Освобождение Пальмиры приносит то хорошие, то плохие, то даже дикие новости. Военные нашли в пригороде могилу с останками 40 человек, казненных ИГИЛ. Там много женщин и детей. Некоторые обезглавлены. Ученые смогли, наконец, увидеть, что осталось от древнего города. И ощущения их – от радости, что не все потеряно, до горя, что потеряно так много.

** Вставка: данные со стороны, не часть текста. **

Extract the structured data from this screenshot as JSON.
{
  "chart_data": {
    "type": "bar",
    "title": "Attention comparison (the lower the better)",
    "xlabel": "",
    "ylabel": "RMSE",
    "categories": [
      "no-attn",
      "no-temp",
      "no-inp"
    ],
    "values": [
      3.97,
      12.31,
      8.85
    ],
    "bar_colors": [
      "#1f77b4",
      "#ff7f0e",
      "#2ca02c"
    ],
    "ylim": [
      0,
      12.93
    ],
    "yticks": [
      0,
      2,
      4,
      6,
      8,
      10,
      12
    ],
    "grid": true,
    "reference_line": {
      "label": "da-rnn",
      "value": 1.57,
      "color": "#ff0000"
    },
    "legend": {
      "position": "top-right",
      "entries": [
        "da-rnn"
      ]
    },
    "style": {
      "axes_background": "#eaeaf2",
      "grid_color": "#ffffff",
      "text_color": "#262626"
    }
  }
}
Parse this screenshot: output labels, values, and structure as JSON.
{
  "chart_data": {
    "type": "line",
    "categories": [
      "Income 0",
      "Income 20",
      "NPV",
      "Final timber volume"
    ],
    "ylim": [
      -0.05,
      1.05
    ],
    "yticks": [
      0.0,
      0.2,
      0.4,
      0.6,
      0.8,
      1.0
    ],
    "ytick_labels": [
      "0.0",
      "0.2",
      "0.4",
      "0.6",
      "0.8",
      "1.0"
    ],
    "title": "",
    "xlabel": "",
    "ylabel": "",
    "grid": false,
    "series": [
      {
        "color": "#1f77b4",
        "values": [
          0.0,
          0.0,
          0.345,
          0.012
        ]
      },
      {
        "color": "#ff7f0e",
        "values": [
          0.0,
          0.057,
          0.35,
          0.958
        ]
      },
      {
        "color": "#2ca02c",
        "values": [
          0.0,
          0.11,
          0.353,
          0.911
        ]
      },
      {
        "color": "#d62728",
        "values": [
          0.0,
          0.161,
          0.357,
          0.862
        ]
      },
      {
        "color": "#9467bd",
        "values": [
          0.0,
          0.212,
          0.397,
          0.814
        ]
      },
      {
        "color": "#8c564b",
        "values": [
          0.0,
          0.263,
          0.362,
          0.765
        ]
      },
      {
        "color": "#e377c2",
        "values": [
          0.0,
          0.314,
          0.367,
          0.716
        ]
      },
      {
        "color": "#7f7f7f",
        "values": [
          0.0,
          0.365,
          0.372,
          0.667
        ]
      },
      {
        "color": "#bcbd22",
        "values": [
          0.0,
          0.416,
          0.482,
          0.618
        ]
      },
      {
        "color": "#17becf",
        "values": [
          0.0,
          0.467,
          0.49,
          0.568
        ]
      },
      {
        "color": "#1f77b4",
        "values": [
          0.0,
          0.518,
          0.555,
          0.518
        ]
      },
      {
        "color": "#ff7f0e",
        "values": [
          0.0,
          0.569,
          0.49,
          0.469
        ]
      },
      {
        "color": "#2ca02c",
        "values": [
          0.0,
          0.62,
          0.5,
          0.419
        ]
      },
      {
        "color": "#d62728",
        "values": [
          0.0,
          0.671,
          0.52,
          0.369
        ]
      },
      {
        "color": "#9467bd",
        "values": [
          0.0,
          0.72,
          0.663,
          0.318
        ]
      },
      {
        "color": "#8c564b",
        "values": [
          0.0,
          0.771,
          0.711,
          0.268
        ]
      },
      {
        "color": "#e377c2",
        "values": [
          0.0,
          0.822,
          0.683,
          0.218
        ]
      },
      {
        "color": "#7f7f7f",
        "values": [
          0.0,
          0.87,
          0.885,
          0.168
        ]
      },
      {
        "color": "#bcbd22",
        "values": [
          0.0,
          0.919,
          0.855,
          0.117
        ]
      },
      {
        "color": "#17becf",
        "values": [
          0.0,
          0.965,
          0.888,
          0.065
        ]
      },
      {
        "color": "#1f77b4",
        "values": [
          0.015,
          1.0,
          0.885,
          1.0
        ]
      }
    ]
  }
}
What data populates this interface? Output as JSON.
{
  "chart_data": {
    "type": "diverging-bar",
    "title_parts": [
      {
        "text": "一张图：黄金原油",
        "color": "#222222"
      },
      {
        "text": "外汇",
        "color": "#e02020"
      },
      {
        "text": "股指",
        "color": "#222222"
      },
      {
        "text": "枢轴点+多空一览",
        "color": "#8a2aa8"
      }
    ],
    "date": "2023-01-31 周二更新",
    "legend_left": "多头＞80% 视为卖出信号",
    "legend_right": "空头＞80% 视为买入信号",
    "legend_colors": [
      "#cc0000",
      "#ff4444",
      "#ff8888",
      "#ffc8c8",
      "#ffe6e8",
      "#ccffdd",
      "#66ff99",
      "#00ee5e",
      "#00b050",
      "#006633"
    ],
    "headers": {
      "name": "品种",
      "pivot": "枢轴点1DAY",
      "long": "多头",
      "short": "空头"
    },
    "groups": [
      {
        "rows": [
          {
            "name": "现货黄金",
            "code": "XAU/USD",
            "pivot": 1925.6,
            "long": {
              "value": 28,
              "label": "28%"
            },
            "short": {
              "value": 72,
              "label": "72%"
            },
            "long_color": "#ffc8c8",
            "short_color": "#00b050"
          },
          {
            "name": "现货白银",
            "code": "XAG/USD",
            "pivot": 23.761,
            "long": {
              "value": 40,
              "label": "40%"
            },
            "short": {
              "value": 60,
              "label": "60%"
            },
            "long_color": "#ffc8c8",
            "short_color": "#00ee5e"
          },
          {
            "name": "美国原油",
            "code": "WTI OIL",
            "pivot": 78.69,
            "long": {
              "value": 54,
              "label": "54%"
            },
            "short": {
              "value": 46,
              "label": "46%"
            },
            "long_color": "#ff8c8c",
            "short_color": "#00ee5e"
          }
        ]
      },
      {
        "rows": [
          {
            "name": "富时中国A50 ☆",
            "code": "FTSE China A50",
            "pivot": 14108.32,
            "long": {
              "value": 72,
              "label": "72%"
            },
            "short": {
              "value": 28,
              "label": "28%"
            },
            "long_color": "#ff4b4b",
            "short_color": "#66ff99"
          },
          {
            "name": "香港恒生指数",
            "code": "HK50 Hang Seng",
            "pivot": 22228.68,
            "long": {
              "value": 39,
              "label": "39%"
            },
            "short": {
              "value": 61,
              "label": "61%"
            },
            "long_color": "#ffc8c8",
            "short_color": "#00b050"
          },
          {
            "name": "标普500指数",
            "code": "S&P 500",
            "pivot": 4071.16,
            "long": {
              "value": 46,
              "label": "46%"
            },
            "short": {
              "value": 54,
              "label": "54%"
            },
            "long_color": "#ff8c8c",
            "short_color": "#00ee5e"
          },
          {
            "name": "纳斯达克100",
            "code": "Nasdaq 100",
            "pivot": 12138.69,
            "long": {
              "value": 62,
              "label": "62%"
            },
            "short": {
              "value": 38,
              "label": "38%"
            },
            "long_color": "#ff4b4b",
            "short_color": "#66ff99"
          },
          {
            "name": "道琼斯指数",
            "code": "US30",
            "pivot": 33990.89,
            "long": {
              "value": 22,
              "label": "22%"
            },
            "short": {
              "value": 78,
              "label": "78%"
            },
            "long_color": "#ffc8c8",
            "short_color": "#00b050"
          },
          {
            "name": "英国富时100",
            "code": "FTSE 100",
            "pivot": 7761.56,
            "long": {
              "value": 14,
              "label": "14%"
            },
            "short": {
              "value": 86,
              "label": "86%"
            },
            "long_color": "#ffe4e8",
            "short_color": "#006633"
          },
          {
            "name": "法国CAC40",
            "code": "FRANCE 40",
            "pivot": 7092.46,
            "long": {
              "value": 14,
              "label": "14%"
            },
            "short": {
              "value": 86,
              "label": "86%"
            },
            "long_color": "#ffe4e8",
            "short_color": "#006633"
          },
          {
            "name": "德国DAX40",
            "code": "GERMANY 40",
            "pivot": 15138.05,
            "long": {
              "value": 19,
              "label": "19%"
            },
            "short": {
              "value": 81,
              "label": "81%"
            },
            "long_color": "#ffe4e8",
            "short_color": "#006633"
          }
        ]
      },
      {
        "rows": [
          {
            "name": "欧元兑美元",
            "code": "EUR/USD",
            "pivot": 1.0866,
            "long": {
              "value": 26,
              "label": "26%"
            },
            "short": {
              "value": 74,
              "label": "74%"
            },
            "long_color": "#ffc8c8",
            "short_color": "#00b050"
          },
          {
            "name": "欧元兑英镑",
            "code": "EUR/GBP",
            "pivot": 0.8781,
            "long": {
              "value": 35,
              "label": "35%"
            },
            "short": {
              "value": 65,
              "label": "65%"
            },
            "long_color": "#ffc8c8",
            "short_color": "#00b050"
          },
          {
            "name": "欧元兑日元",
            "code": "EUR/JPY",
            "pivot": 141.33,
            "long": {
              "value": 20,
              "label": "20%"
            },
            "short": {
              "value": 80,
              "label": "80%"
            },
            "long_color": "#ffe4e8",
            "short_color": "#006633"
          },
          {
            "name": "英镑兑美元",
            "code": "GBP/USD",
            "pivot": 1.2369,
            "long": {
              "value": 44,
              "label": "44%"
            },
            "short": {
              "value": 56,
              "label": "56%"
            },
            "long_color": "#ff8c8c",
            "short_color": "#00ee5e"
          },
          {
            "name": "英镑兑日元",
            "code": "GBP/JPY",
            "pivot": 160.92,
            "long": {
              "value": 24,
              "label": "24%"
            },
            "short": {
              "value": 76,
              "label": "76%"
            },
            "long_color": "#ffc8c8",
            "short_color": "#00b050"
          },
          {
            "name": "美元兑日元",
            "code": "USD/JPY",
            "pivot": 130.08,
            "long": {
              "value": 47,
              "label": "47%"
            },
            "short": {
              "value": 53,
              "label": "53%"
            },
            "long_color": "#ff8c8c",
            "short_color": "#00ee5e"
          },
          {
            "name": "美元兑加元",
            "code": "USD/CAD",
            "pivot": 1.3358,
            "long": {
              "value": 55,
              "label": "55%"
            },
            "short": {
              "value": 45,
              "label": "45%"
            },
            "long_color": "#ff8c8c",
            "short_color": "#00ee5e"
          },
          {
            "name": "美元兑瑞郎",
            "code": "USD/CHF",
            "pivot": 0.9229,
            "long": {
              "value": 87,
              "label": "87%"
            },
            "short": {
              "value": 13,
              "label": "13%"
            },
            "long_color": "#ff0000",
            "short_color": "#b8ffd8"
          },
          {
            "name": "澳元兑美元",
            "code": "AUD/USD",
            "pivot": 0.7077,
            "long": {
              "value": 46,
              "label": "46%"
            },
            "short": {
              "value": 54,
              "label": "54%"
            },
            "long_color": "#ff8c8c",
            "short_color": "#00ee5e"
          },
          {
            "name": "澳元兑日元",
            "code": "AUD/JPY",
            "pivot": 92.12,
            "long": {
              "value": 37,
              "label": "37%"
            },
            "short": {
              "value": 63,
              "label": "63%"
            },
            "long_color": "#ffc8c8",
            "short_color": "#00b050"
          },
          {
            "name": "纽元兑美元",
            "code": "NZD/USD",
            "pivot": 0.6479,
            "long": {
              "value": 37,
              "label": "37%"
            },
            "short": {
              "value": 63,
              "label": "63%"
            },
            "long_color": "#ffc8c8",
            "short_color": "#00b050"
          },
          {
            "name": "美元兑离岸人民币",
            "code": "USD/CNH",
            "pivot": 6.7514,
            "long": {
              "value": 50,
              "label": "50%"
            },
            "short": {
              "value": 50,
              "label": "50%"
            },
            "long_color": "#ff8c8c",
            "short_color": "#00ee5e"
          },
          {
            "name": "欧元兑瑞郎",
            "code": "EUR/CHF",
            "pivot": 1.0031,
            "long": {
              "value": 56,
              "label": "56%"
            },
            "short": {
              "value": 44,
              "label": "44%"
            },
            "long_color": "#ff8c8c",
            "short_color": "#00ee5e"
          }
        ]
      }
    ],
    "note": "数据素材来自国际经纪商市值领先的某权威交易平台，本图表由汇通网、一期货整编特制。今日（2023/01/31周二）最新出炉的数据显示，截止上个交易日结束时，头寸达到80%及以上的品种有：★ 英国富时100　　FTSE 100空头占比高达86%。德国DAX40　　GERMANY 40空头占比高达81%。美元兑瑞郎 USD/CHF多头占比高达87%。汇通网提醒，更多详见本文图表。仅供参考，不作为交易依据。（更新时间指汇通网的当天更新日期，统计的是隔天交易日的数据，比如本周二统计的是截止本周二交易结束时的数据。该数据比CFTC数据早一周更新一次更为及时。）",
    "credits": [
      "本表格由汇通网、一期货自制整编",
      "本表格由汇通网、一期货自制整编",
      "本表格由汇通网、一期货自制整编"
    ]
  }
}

Катя Шёрле – куратор коллекции Музея классического искусства во французском городе Мужен, известного тем, что 12 лет своей жизни в нем провел Пабло Пикассо. Докторская работа Шёрле была посвящена эволюции Пальмиры на протяжении веков. Историк полагает, что точной оценки пока еще дать невозможно:
– Сейчас еще сложно оценить уровень разрушения. Очень многие памятники города были уничтожены или частично пострадали. Например, погребальные башни – уже видно, что они разрушены, а это очень большая потеря. Храм Бэла был феноменальным, и он разрушен, триумфальная арка, часть колоннады. Да, мы опасались, что может быть и хуже, потому что мы не знали, что там происходит. Но разрушений все равно много. Сейчас есть некоторое чувство облегчения, что не все потеряно, остались монументы древности, которые выглядят нетронутыми, – театр, например. Но процесс восстановления этих объектов будет очень долгим и потребует множества усилий.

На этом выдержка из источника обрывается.